De acordo com o estudo do Proam, a vulnerabilidade da RMSP é alta e aumenta a cada ano. Na formação de ilhas de calor, por exemplo, fenômeno das grandes metrópoles, a consequência é que a chuvas são desviadas para as áreas urbanas mais quentes e impermeabilizadas. O escoamento superficial da água da chuva impede a recarga dos mananciais. Os riscos ambientais desse quadro são inundações que colocam em risco vidas humanas, com exposição a doenças de veiculação hídrica e perda de bens materiais.

O relatório aponta outras vulnerabilidades, como uma crescente diminuição da produção natural de água nos ecossistemas, decorrentes do desmatamento, uso irregular e predatório do solo, aterramento de nascentes e áreas de drenagem. Essa é uma realidade conhecida em todas as áreas dos mananciais metropolitanas. A cidade continua a se expandir e aterra os mananciais. A perda de produção natural da Billings, que em 1930 contava com cerca 25m³ por segundo em média anual, é imensa e hoje a oferta está reduzida a 12,5m³/ por segundo.

Há ainda uma diminuição da capacidade de armazenar água. Os reservatórios para abastecimento da cidade, como os do Sistema Cantareira, Billings e Guarapiranga, são impactados continuamente por processos de assoreamento. Como consequência, no período de estiagem, as reservas de água são menores.
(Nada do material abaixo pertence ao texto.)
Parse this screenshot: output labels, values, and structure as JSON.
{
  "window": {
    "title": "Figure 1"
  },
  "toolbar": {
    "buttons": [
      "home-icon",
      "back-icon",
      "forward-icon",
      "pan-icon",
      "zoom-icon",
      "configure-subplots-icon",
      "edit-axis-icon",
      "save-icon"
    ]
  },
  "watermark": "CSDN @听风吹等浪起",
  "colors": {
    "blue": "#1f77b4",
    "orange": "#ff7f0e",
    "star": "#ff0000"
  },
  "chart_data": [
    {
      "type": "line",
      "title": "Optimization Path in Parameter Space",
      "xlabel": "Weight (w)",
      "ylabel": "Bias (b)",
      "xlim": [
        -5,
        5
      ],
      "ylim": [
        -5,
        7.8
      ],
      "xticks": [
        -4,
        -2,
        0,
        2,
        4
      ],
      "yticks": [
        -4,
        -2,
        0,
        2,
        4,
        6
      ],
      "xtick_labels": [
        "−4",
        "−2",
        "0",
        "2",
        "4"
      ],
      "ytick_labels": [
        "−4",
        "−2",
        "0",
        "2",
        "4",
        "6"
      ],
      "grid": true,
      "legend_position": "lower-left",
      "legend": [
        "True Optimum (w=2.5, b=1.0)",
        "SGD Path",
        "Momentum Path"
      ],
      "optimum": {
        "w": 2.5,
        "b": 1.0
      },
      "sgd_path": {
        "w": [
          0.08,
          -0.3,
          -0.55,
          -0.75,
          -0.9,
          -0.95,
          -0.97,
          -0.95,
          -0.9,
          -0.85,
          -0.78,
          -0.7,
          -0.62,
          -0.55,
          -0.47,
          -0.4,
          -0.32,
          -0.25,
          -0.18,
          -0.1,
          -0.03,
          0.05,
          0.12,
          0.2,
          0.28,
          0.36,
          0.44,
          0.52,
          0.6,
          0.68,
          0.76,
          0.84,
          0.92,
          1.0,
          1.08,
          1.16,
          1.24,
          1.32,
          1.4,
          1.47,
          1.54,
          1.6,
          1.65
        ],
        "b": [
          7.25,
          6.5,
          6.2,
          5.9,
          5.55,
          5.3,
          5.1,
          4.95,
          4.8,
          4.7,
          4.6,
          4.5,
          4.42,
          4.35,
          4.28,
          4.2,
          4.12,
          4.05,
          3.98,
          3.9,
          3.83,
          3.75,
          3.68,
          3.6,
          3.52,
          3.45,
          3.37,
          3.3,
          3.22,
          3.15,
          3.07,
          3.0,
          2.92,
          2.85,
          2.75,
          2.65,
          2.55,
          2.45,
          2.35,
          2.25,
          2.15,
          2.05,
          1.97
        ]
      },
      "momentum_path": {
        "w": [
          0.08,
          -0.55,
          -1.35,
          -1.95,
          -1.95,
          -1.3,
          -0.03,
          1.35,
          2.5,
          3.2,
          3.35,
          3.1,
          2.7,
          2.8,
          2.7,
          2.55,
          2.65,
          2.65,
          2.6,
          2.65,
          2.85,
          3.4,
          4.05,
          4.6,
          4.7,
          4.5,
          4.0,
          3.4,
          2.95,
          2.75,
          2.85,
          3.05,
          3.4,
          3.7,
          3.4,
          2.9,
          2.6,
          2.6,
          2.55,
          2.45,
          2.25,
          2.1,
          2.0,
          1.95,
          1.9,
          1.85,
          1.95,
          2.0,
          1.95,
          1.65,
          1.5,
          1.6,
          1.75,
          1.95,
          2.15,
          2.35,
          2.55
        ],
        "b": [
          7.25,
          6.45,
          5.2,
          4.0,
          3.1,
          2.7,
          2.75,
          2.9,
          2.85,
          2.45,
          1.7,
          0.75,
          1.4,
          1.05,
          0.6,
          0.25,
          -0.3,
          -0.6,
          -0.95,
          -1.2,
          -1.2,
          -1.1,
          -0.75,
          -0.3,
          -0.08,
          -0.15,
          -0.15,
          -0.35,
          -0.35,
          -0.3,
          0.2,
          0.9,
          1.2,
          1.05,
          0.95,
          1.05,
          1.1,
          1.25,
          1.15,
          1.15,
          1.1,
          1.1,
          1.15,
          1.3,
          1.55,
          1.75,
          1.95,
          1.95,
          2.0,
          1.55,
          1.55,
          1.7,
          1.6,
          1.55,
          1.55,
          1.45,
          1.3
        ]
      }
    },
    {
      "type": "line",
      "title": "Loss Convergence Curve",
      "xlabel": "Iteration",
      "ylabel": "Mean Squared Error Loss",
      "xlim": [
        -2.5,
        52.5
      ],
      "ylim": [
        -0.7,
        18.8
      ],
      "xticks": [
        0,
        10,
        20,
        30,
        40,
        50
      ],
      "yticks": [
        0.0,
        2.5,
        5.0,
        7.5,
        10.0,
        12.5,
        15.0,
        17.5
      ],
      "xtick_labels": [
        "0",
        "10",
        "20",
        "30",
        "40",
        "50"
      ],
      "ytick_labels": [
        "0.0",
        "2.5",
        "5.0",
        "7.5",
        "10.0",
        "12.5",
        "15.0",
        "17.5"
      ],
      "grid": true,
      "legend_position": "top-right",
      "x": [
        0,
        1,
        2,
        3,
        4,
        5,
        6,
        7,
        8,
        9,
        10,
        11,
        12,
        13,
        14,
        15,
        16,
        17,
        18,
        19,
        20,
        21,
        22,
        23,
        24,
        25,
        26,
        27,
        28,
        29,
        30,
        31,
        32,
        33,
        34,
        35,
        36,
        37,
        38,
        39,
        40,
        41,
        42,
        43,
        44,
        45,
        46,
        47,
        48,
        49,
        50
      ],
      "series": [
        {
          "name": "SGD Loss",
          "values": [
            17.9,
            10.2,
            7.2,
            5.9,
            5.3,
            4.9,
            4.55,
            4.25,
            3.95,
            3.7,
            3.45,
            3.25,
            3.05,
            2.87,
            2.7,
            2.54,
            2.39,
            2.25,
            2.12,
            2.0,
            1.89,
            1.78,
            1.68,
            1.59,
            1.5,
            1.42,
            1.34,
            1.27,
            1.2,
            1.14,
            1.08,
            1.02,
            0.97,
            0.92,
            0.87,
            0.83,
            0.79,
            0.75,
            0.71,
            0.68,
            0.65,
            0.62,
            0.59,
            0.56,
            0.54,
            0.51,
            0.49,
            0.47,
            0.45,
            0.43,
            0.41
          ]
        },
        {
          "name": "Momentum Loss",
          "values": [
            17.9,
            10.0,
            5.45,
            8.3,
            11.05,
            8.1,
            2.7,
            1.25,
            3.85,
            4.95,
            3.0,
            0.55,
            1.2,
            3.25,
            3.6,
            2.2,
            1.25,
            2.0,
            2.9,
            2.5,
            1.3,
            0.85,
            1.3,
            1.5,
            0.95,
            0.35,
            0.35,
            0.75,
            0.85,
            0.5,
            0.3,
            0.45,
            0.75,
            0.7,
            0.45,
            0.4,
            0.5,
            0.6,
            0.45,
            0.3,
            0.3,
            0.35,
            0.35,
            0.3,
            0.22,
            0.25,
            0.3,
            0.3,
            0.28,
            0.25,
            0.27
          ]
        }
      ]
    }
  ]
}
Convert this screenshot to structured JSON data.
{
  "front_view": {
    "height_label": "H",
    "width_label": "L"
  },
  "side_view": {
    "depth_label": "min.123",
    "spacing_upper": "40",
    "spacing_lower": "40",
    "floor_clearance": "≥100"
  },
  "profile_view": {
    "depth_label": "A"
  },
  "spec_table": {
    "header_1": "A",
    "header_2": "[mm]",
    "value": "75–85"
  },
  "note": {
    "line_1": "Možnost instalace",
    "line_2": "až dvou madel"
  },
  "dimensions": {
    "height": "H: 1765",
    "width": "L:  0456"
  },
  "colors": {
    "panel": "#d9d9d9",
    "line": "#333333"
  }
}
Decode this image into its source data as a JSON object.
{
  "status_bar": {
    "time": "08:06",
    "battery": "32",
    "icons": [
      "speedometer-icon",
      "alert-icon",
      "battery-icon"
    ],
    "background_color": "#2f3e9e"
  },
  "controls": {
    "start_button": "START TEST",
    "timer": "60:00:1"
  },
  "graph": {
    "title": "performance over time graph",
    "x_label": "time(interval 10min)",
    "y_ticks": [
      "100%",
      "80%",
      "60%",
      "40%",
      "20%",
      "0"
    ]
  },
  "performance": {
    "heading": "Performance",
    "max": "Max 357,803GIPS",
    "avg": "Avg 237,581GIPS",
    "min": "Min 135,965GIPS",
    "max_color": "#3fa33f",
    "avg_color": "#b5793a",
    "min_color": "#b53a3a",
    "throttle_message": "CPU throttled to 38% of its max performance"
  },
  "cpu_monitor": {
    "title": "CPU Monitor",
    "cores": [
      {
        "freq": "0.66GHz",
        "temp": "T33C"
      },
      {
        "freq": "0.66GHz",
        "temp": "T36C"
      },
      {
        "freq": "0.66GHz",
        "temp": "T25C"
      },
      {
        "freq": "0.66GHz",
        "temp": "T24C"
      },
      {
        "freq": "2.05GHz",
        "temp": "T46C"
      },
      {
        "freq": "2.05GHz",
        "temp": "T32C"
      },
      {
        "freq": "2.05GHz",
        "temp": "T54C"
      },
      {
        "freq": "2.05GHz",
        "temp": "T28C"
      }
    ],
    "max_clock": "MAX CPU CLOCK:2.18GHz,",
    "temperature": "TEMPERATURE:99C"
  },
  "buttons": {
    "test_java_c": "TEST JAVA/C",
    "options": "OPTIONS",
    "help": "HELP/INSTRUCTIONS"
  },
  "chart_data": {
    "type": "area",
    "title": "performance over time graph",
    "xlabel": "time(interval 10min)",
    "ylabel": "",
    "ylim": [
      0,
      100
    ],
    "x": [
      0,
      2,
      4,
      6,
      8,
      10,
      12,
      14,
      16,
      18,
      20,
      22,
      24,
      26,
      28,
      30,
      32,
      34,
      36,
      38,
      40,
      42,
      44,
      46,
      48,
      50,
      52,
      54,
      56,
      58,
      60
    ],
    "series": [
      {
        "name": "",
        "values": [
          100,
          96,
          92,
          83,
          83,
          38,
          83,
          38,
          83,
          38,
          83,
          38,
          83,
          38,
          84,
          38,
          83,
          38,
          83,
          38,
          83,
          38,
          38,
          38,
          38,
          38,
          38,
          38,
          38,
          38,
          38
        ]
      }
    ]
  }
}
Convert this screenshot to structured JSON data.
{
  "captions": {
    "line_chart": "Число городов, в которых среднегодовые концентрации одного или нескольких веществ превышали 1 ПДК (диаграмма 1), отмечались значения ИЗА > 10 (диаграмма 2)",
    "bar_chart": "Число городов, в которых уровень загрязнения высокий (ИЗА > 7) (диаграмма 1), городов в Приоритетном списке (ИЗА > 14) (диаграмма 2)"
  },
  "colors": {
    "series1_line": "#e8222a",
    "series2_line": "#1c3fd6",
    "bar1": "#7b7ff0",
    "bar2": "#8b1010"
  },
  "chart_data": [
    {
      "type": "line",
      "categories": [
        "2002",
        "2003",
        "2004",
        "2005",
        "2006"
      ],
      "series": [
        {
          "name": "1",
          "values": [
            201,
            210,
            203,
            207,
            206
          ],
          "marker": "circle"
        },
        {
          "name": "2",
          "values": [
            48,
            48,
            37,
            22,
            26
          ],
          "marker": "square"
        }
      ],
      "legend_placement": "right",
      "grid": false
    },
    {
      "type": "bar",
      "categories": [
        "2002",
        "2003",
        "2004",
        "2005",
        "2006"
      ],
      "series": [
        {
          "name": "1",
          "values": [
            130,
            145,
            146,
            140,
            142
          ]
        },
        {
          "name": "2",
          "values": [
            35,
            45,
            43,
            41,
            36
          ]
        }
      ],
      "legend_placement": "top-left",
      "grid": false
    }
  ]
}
E a diminuição do volume armazenado favorece uma maior concentração de poluentes.

A poluição dos rios e reservatórios é outro grave problema, que afeta fortemente a Região Metropolitana. Seus corpos d’água estão contaminados com esgotos domésticos, industriais e com a carga difusa, que é a somatória de poluentes existentes na metrópole, lançados com as chuvas. Apenas 11% dos esgotos domésticos gerados são tratados, sendo lançado in natura em rios e represas.

As soluções existem, mas o tempo está cada vez mais curto. É preciso adotar providências imediatas. As alternativas passam por iniciar imediatamente os processos de recuperação e adaptação à mudança climática, o que vai além do território paulista. Também promover a proteção da Floresta Amazônica, que fornece para São Paulo 40% da umidade para proporcionar as chuvas. As medidas efetivas de combate das ilhas do calor, com projetos de revegetação urbana e “telhados verdes”, também podem ajudar.

O relatório aponta ainda para a necessidade de diminuição de perdas na rede e combate a ligações clandestinas, além de políticas de captação de águas pluviais para reúso; proteção e recuperação da capacidade de armazenamento, contra o assoreamento de rios e represas; e intensificação e implementação de projetos de despoluição.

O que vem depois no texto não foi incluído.